Apakah efek dari THR Gate ini diluar prediksi rezim penyelenggara pemerintahan? Perlu diingat, bahwa warna-warni Legislatif kali ini, tidak bisa sepenuhnya dikontrol dengan kesepakatan atau tekanan dominasi mayoritas suara fraksi atau partai. Menjelang pilkada, rezim tidak bisa sepenuhnya memaksakan dan mendorong kehendak politiknya.
Ditambah lagi “mata” jaringan pemilih yang terbangun sudah demikian meluas dan terlembagakan dalam pelbagai pilihan warna. Kesepakatan-kesepakatan formal pelbagai ormas atau lembaga in-formal, tidak bisa sepenuhnya dijadikan ukuran kesolidan suara.
Masih terkesan longgar dan pragmatis. Tidak bisa dijadikan alat ukur formal sebagai dukungan terhadap pasangan bacalon yang diusung partai tertentu. Ditambah lagi, masing-masing bacalon pun belum memiliki tiket resmi pencalonan yang mengikat. Karena mengingat itu, praktek “tradisi feodal” pembagian ampouw THR ini, yang terkesan samar sebagai upaya penggiringan dukungan, selayaknya sudah harus ditiadakan.

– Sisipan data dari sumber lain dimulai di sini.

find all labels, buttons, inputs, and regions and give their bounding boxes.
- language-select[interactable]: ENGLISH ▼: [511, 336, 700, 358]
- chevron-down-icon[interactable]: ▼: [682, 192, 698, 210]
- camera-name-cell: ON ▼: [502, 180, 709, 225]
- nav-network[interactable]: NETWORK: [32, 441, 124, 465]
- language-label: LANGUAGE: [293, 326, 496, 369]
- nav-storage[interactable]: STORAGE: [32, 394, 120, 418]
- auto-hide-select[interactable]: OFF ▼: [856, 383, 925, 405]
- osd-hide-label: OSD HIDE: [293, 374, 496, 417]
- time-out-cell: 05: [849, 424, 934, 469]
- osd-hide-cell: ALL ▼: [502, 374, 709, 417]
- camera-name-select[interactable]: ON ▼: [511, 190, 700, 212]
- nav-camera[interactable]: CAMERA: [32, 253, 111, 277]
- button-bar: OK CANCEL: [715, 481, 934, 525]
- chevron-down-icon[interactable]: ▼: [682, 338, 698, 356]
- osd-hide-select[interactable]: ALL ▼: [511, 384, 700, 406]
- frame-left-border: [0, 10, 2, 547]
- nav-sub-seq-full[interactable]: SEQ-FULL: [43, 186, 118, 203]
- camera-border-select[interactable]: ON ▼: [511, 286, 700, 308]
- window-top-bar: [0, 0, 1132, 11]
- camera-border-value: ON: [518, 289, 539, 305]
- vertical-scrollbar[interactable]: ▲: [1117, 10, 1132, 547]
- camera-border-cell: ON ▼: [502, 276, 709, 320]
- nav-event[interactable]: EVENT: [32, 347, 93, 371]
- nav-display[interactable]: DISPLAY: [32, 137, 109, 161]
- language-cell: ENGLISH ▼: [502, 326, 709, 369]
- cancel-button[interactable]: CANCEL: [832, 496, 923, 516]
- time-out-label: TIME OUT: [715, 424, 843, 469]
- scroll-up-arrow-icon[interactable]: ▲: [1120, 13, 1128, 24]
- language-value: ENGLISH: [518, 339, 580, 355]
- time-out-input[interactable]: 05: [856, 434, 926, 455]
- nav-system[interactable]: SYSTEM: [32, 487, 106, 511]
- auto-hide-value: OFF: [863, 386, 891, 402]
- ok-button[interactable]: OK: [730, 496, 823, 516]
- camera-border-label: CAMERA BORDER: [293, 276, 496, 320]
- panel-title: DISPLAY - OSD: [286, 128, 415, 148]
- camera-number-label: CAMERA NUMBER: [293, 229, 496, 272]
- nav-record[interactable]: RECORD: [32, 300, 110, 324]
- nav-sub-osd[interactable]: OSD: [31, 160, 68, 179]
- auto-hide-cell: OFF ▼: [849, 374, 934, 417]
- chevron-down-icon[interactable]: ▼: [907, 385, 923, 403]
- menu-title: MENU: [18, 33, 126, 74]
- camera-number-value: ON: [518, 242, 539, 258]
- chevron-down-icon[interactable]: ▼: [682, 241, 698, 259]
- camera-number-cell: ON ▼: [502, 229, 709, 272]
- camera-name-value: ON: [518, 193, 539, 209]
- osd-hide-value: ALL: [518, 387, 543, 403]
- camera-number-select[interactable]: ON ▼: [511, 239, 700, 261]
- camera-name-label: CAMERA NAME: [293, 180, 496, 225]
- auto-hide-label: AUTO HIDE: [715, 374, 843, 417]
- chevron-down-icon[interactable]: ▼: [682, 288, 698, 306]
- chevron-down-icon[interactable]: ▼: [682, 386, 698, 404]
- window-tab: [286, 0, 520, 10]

Apalagi praktek THR Gate ini “sangat jelas” bertentangan langsung dengan UU KPK No. 19 Tahun 2019 serta pelbagai aturan normatif turunannya. Rasanya untuk hal ini rezim sudah paham dan mengerti. Lantas, apakah ini sekedar coba-coba?
Sedikitnya ada tiga (3) dampak politis dari THR Gate terhadap performa rezim ini. Pertama, ditengah arus besar penolakan rezim dinasti, THR Gate seakan memberi stimulus baru bagi kaum oposan di lingkup legislatif dan kaum pergerakan progresif untuk mengedepankan dalih yang menyudutkan –sekedar untuk tidak menyebutnya dengan kata “menyerang” terhadap rezim.
Kedua, THR Gate dapat menurunkan militansi kaum pemilih fanatik terhadap calon ditawarkan rezim; ditengah usaha memelihara dan meyakinkannya, sekaligus di tengah melemahnya tingkat kepercayaan terhadap rezim. Ketiga, THR Gate akan menjadi “dosa politik” dan menambah beban logistik politik rezim, karena jika THR Gate ini terus digulirkan dan berlanjut dalam ranah pidana, diprediksi akan membawa masalah baru berkepanjangan bagi rezim.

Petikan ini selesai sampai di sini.